Donn Fendler, who says his Scout training and faith in God helped him survive nine days lost in the woods of Maine at age 12, died Monday. He was 90.
Fendler’s story, recounted in his 1978 book Lost on a Mountain in Maine, seems almost unbelievable.
In July 1939, the Second Class Scout from Troop 2 of Rye, N.Y., wandered away from family and friends on Mount Katahdin, Maine’s highest point.
Realizing he was separated, Fendler tried to find the members of his hiking party, but it was raining so hard that he became lost. He took a few wrong turns and spent the next nine days alone.
Remembering his Scout training, Fendler followed a stream, knowing that camps and towns often are found along streams and rivers.
During the day, he survived by eating wild berries. He lost his sneakers and pants in the river, and his feet and legs quickly became covered with cuts from rocks and bites from mosquitoes and flies.
At night, in near-freezing temperatures, Fendler wedged himself between tree roots and slept under a blanket of moss. He later found a burlap sack to use as clothing and shelter.
“There were plenty of times I wanted to give up and just say, to heck with it, like those last few days,” Fendler told Maine Public Radio. “But you just keep going. I don’t know what it — like I told you, it’s your will to live.”
The search party
As Fendler refused to quit, a massive search was underway in Maine.

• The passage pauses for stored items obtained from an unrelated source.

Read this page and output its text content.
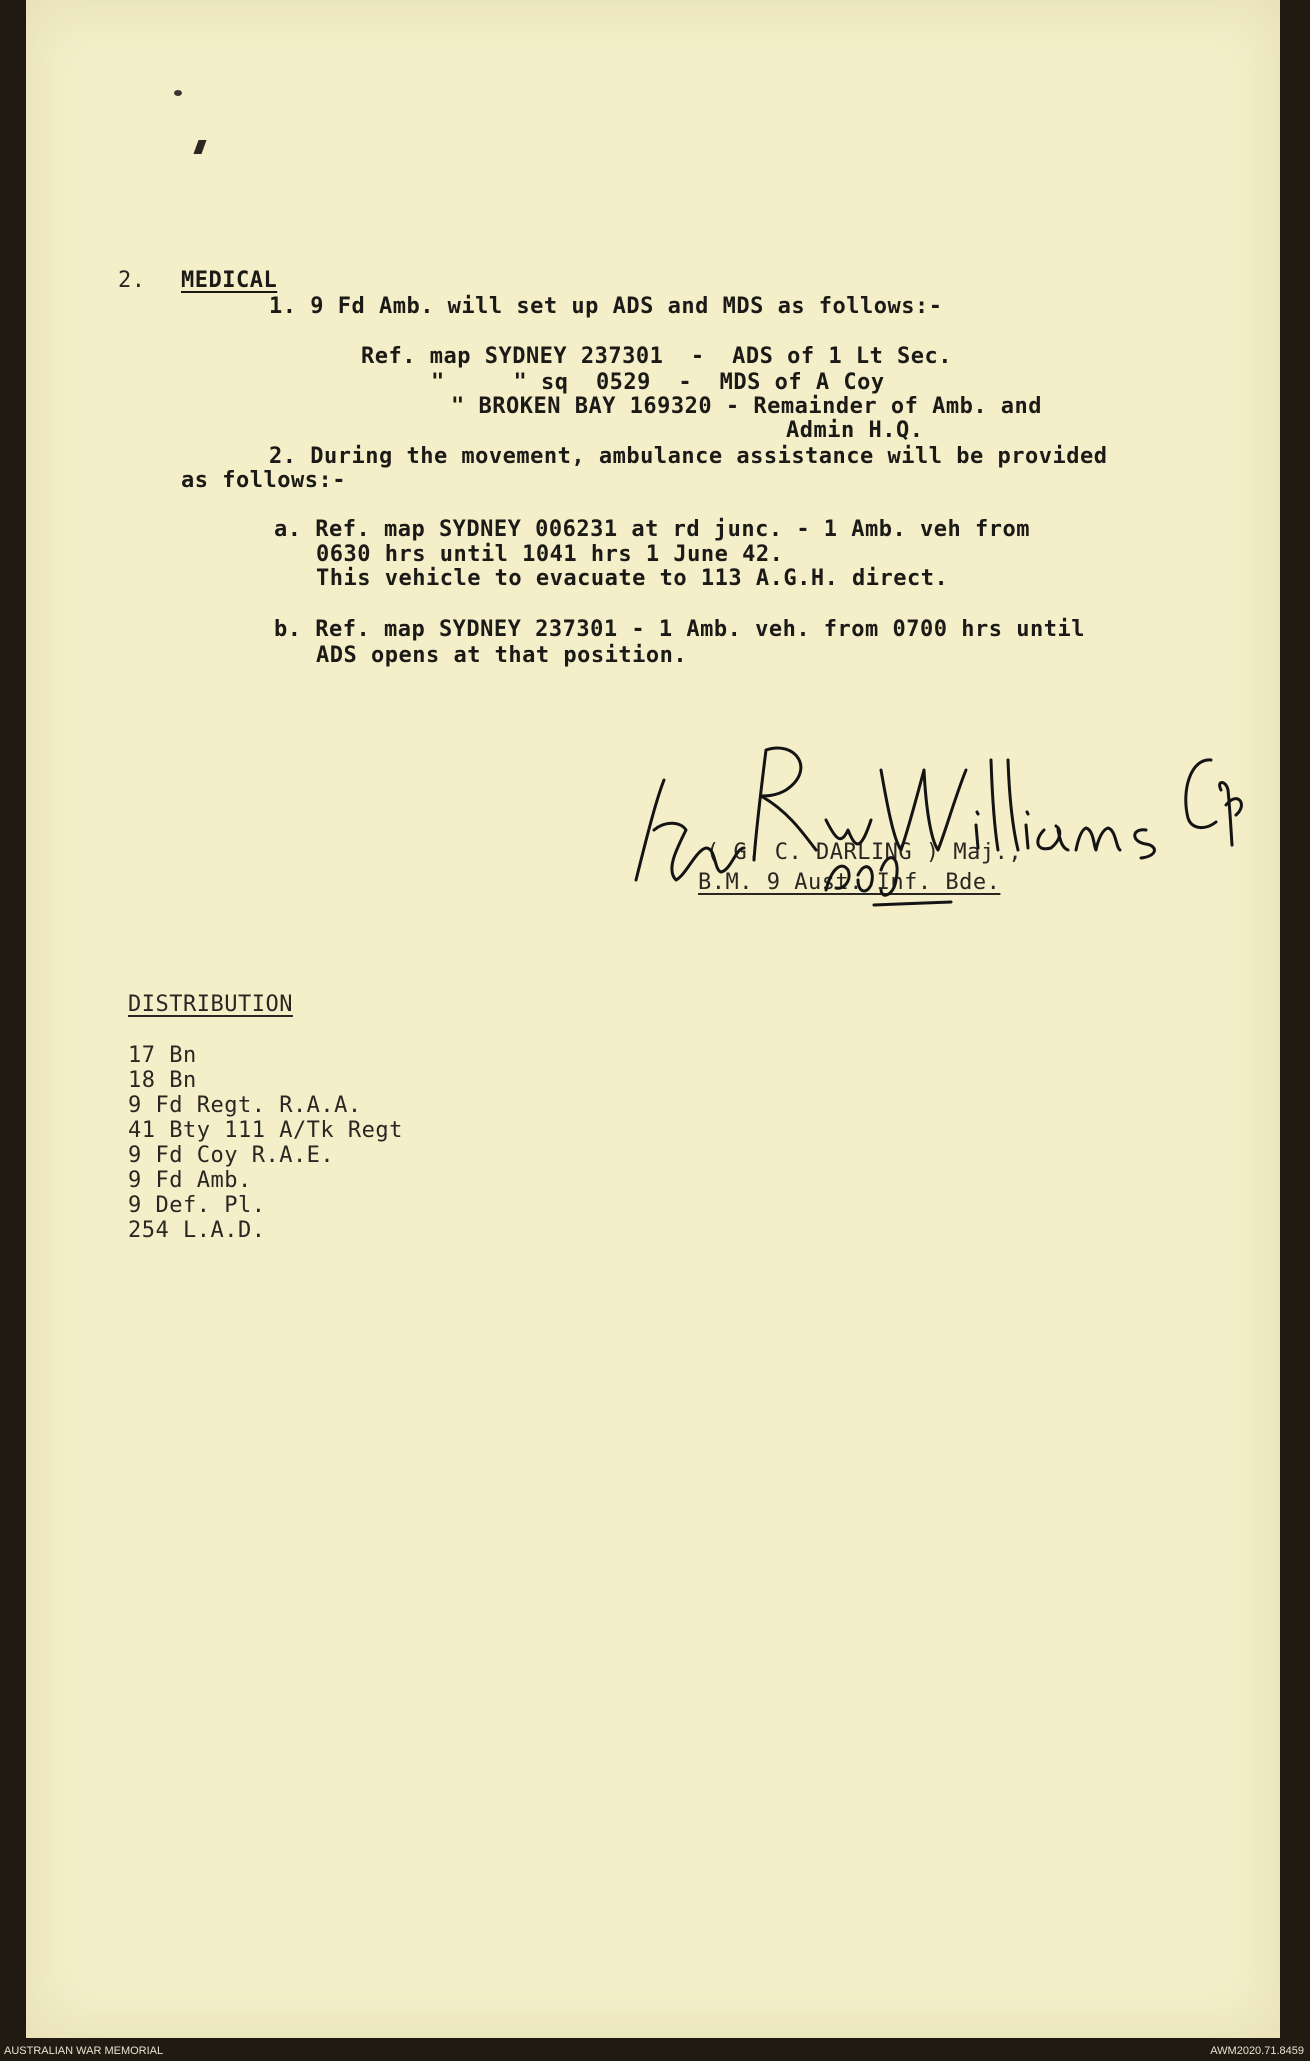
2. MEDICAL
1. 9 Fd Amb. will set up ADS and MDS as follows:-
Ref. map SYDNEY 237301  -  ADS of 1 Lt Sec.
"     " sq  0529  -  MDS of A Coy
" BROKEN BAY 169320 - Remainder of Amb. and
Admin H.Q.
2. During the movement, ambulance assistance will be provided
as follows:-
a. Ref. map SYDNEY 006231 at rd junc. - 1 Amb. veh from
0630 hrs until 1041 hrs 1 June 42.
This vehicle to evacuate to 113 A.G.H. direct.
b. Ref. map SYDNEY 237301 - 1 Amb. veh. from 0700 hrs until
ADS opens at that position.
( G. C. DARLING ) Maj.,
B.M. 9 Aust. Inf. Bde.
DISTRIBUTION
17 Bn
18 Bn
9 Fd Regt. R.A.A.
41 Bty 111 A/Tk Regt
9 Fd Coy R.A.E.
9 Fd Amb.
9 Def. Pl.
254 L.A.D.
AUSTRALIAN WAR MEMORIAL	AWM2020.71.8459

The story made headlines nationwide.
“Thousands of mothers sent prayers by Western Union to the boy’s mother,” according to Fendler’s obituary in The New York Times. “Boy Scouts joined the search, along with workers from the Millinocket paper mill. The New York State Police dispatched two of their best bloodhounds by air.”
But as the days wore on, optimism shrank.
“I’m still trying to make myself believe there’s a faint thread of hope,” Fendler’s father, Donald, told The Boston Globe.
On the ninth day, a miracle happened. Fendler, who had walked 48 miles and lost 16 pounds, stumbled into a hunting camp and saw a person.
“I crawled out on the big log so the man could see me, and began to yell,” Fendler said in his book. “I guess that yelling was pretty funny, for Mr. McMoarn told me later it sounded like a screech owl.”
On July 25, after nine days, the ordeal was over. Fendler reached his parents by telephone.
“I’m all right, mama,” he said.
The hero’s welcome
The news made the front page of the July 26, 1939, edition of The New York Times.
That October, at the annual Roosevelt Pilgrimage in Oyster Bay, N.Y., National Scout Commissioner Daniel Carter Beard introduced Fendler to a crowd of hundreds of Scouts and Scouters.
They cheered the boy’s bravery and never-quit attitude.
The next year, Fendler was invited to the White House, where President Franklin D. Roosevelt presented him with the Army and Navy Legion of Valor medal.
Fendler’s book, written with Joseph B. Egan, debuted in 1978 and quickly became required reading for fourth-graders in Maine.
Fendler loved going to schools and telling his story to rapt schoolchildren. His sister, Kathryn Fendler Meyers of Oklahoma, told the Portland Press Herald that she went along on several of those talks.
“He always spoke individually to each child for as long as they needed. He didn’t rush them and listened to everything they said,” she said. “He treated them as if they were the only ones in the world at that moment. It was a joy to watch.”